Evaluer l'action en quelques questions
L'évaluation ne cherche pas à maximiser un chiffre flatteur. Elle vérifie que la promesse a été tenue. Juste après l'activité, consignez les réponses suivantes :
- La tâche demandée a-t-elle été terminée ou correctement transmise ?
- Le partenaire juge-t-il le résultat utilisable ?
- Un incident, un inconfort ou une atteinte au consentement a-t-il été signalé ?
- Quels biens, documents ou espaces ont été effectivement traités ?
- Que faudrait-il modifier avant de recommencer ?
Un bref retour du partenaire est plus pertinent que le nombre de publications produites. Si une suite est souhaitée, fixez-la séparément, avec un nouveau périmètre et l'accord des participants. Les 67 minutes deviennent ainsi une unité d'engagement bien préparée, et non une course contre la montre.
Mandela Day: 67 minutes to honnor "Madiba" - 18/07
Questions fréquentes
Faut-il obligatoirement travailler avec une association ?
Non. Une action autonome est possible si elle respecte les règles du lieu et répond à un besoin évident, comme retirer des déchets d'un petit espace autorisé. Une association ou une institution reste toutefois utile lorsque l'activité concerne des dons, des publics vulnérables ou des compétences spécialisées.
La préparation compte-t-elle dans les 67 minutes ?
Vous pouvez distinguer la préparation de la période d'action. Les autorisations, la collecte du matériel, le choix des rôles et la vérification des besoins gagnent à être réalisés avant. Les 67 minutes peuvent alors être consacrées à une tâche concrète plutôt qu'à l'organisation du groupe.

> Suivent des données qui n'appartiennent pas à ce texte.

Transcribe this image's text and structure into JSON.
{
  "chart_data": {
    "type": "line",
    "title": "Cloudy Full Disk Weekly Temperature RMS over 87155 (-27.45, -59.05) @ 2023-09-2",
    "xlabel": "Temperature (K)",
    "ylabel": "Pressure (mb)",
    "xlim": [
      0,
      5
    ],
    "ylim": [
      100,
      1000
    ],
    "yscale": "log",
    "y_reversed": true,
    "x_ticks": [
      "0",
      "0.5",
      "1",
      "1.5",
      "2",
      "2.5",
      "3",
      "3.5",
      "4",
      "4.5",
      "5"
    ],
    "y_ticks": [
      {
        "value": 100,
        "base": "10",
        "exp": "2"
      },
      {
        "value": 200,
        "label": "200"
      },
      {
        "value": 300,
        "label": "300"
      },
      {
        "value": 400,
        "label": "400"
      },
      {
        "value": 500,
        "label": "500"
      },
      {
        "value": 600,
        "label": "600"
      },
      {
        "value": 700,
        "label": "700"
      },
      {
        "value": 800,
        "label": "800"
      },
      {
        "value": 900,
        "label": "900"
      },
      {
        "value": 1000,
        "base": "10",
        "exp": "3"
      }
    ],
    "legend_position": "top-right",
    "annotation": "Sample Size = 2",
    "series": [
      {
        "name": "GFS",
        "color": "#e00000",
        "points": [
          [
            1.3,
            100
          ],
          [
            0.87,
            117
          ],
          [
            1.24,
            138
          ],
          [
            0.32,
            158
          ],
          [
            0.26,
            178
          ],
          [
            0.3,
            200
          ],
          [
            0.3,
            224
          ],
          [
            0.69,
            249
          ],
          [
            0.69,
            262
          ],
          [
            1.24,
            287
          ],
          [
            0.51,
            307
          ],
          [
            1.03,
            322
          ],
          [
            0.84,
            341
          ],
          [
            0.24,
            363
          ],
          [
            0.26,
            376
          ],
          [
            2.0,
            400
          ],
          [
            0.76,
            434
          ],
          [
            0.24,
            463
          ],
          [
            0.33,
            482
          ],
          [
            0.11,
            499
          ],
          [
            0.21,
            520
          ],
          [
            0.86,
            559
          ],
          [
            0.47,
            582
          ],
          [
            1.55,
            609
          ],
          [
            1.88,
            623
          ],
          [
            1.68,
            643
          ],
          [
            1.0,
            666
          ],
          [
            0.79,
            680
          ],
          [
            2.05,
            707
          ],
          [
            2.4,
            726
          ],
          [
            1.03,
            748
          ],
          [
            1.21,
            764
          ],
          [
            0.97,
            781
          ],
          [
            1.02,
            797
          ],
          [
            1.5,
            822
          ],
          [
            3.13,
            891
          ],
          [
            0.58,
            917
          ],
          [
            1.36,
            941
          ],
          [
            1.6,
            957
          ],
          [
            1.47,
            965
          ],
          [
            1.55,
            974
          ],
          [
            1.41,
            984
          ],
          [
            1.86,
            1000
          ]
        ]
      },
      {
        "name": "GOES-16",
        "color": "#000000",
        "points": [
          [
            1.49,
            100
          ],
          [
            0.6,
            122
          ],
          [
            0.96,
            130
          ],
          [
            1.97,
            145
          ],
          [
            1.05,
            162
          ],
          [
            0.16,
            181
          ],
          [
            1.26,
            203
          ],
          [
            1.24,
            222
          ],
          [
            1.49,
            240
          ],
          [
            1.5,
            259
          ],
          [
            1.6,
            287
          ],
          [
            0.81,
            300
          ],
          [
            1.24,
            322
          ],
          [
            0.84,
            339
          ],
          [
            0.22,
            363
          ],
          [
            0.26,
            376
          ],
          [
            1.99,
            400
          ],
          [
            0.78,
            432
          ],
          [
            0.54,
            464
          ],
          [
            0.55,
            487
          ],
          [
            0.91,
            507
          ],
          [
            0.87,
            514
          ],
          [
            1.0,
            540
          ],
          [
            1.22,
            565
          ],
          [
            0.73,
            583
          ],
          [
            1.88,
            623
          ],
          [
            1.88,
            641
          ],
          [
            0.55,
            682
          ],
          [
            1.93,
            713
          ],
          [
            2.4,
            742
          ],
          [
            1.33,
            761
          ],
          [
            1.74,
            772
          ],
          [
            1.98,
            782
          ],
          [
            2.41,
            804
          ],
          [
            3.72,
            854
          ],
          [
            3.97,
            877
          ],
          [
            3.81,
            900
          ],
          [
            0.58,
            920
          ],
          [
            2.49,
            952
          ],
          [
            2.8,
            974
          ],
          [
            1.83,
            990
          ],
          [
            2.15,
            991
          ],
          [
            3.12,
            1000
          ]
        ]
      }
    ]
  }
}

Peut-on collecter de la nourriture ou des vêtements ?
Oui, uniquement après avoir demandé à la structure bénéficiaire ce qu'elle accepte, dans quel état et sous quelles conditions. Les produits alimentaires doivent respecter ses consignes de conservation et de date. Les vêtements doivent être propres, utilisables et adaptés aux besoins annoncés.
Comment agir avec des enfants en toute sécurité ?
Confiez-leur des tâches adaptées à leur âge, sous la surveillance d'adultes : compter des objets, étiqueter, ranger des livres ou nettoyer une surface sans produit dangereux. Evitez la circulation, les charges lourdes, les déchets inconnus et tout contact non encadré avec des personnes vulnérables.
Comment savoir si l'action a été utile ?
Définissez avant de commencer un résultat vérifiable : nombre d'objets correctement triés, document remis, espace traité ou inventaire achevé. Demandez ensuite au destinataire si le travail est exploitable et notez les ajustements nécessaires. L'avis du partenaire compte davantage que la visibilité obtenue.
Que faire si aucune activité ne peut durer exactement 67 minutes ?
Choisissez une étape autonome réalisable dans ce délai, ou adaptez la durée aux contraintes de sécurité et au besoin réel. Il ne faut jamais interrompre une tâche dans un état dangereux ni prolonger la participation sans accord. La qualité de l'action prime sur la précision chronométrique.